Judge rules RICA “inconsistent” with South Africa’s Constitution

As part of a landmark ruling this morning, Judge Roland Sutherland at the Pretoria High Court has ruled that the Regulation of Interception of Communications and Provision of Communication-Related Information Act, or RICA, is unlawful.

This follows a protracted legal battle brought about by amaBhungane, the investigative journalism organisation formed in 2010. The organisation filed the case in 2017 upon discovery that managing partner Sam Sole was the target of state surveillance.

The vehicle that allowed the surveillance to take place was RICA.

Together with Right2Know and the Legal Resources Centre the battle went to the high court and by golly they’ve won.

Judge Sutherland wrote in the ruling, “Sections 16(5), 17(4), 19(4), 21 (4) (a) and 22(4) (b) of RICA are inconsistent with the Constitution and accordingly invalid to the extent that they fail to address expressly the circumstances where a subject of surveillance is either a practising lawyer or a journalist.”

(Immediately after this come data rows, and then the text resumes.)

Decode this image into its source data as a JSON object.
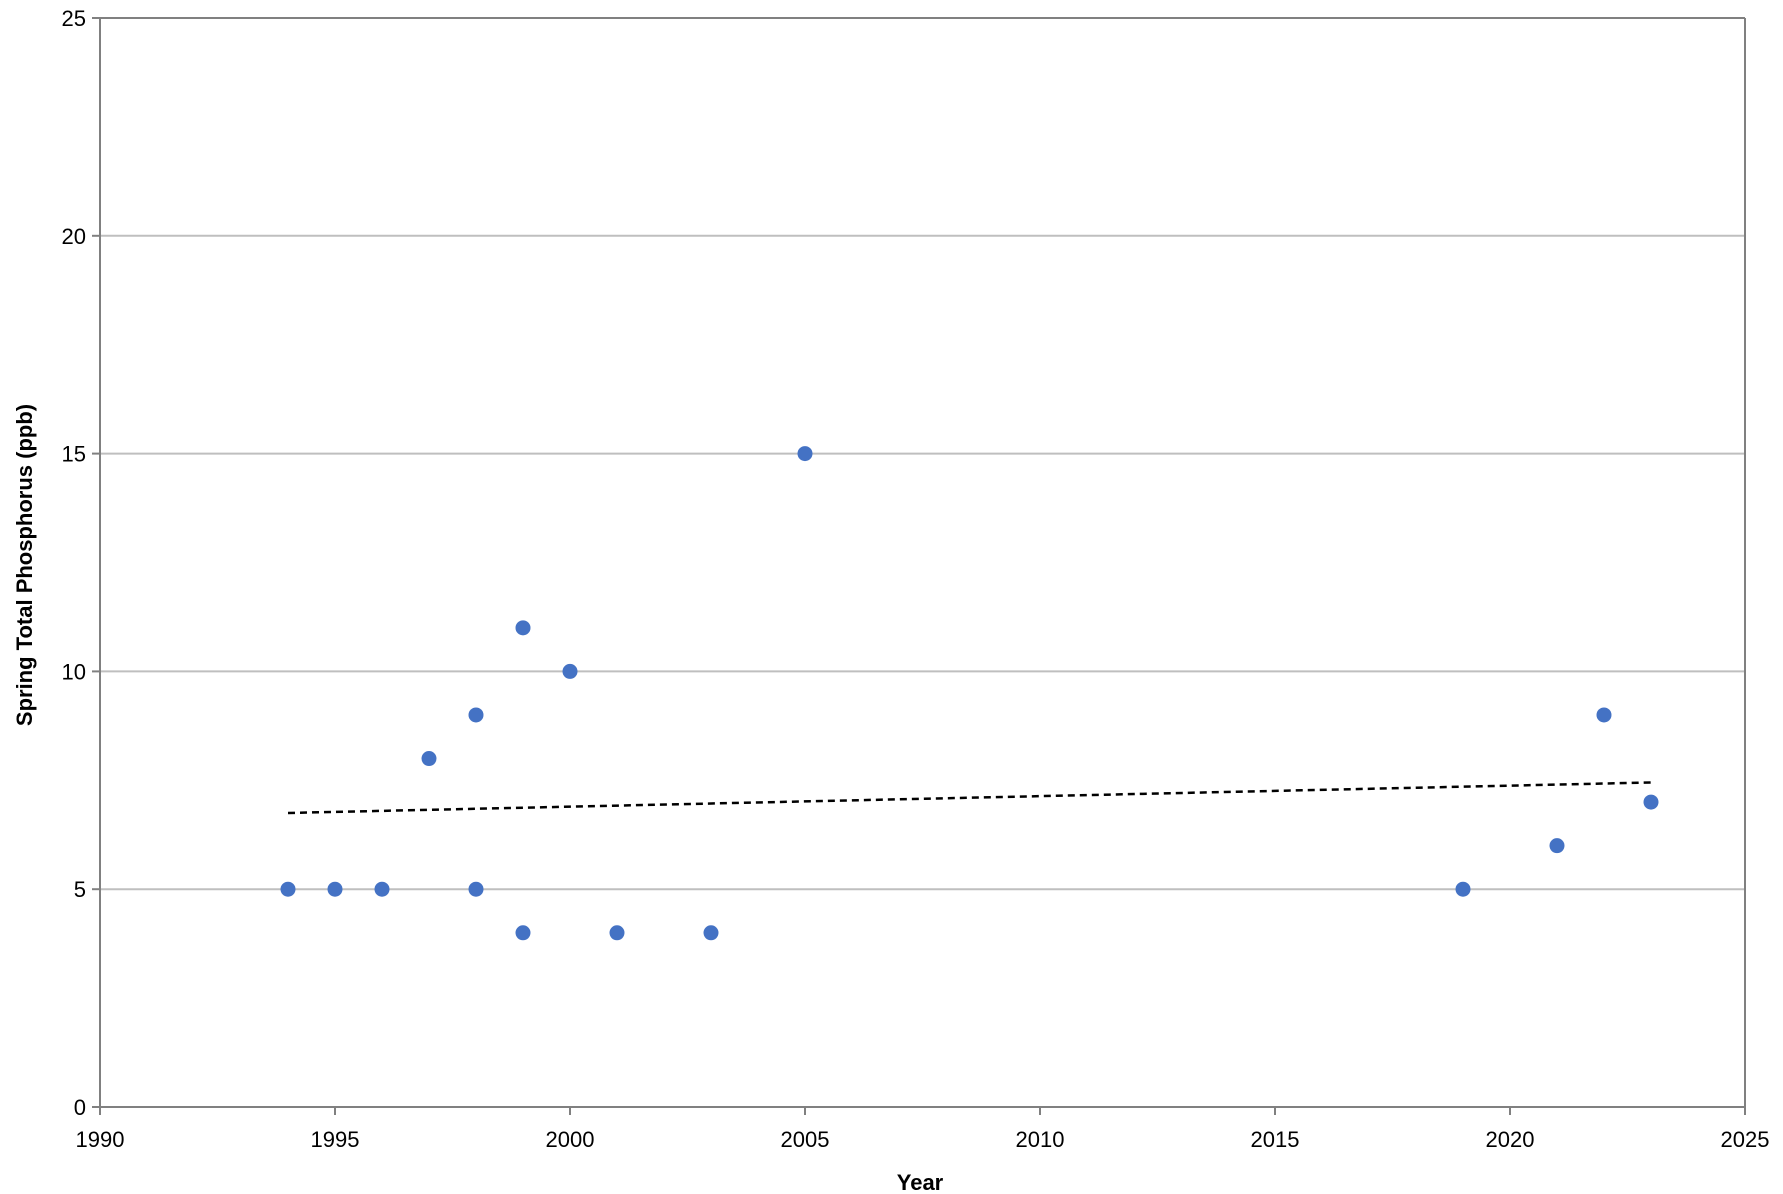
{
  "chart_data": {
    "type": "scatter",
    "title": "",
    "xlabel": "Year",
    "ylabel": "Spring Total Phosphorus (ppb)",
    "xlim": [
      1990,
      2025
    ],
    "ylim": [
      0,
      25
    ],
    "xticks": [
      1990,
      1995,
      2000,
      2005,
      2010,
      2015,
      2020,
      2025
    ],
    "yticks": [
      0,
      5,
      10,
      15,
      20,
      25
    ],
    "grid": {
      "horizontal": true,
      "vertical": false
    },
    "legend": "none",
    "colors": {
      "points": "#4472C4",
      "grid": "#BFBFBF",
      "axes": "#808080",
      "trendline": "#000000"
    },
    "series": [
      {
        "points": [
          [
            1994,
            5
          ],
          [
            1995,
            5
          ],
          [
            1996,
            5
          ],
          [
            1997,
            8
          ],
          [
            1998,
            9
          ],
          [
            1998,
            5
          ],
          [
            1999,
            11
          ],
          [
            1999,
            4
          ],
          [
            2000,
            10
          ],
          [
            2001,
            4
          ],
          [
            2003,
            4
          ],
          [
            2005,
            15
          ],
          [
            2019,
            5
          ],
          [
            2021,
            6
          ],
          [
            2022,
            9
          ],
          [
            2023,
            7
          ]
        ]
      }
    ],
    "trendline": {
      "style": "dashed",
      "type": "linear",
      "x": [
        1994,
        2023
      ],
      "y": [
        6.75,
        7.45
      ]
    }
  }
}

“The declaration of invalidity is suspended for two years to allow Parliament to cure the defects,” Sutherland said.

In lieu of these shortcomings, the judge said that until such time as legislation is introduced to address them an additional section should be added to RICA.

That section includes the provision that when an order is sought out according to sections 16(5), 17(4), 19(4), 21 (4) (a) and 22(4) (b) of RICA, it must be stated whether the person is a journalist or practising legal practitioner.

Even then a judge can still refuse the order.

“It is declared that the bulk surveillance activities and foreign signals interception undertaken by the National Communications Centre are unlawful and invalid,” concluded Sutherland.

This story is still developing and we will be updating it as and when more information regarding the ruling comes to light.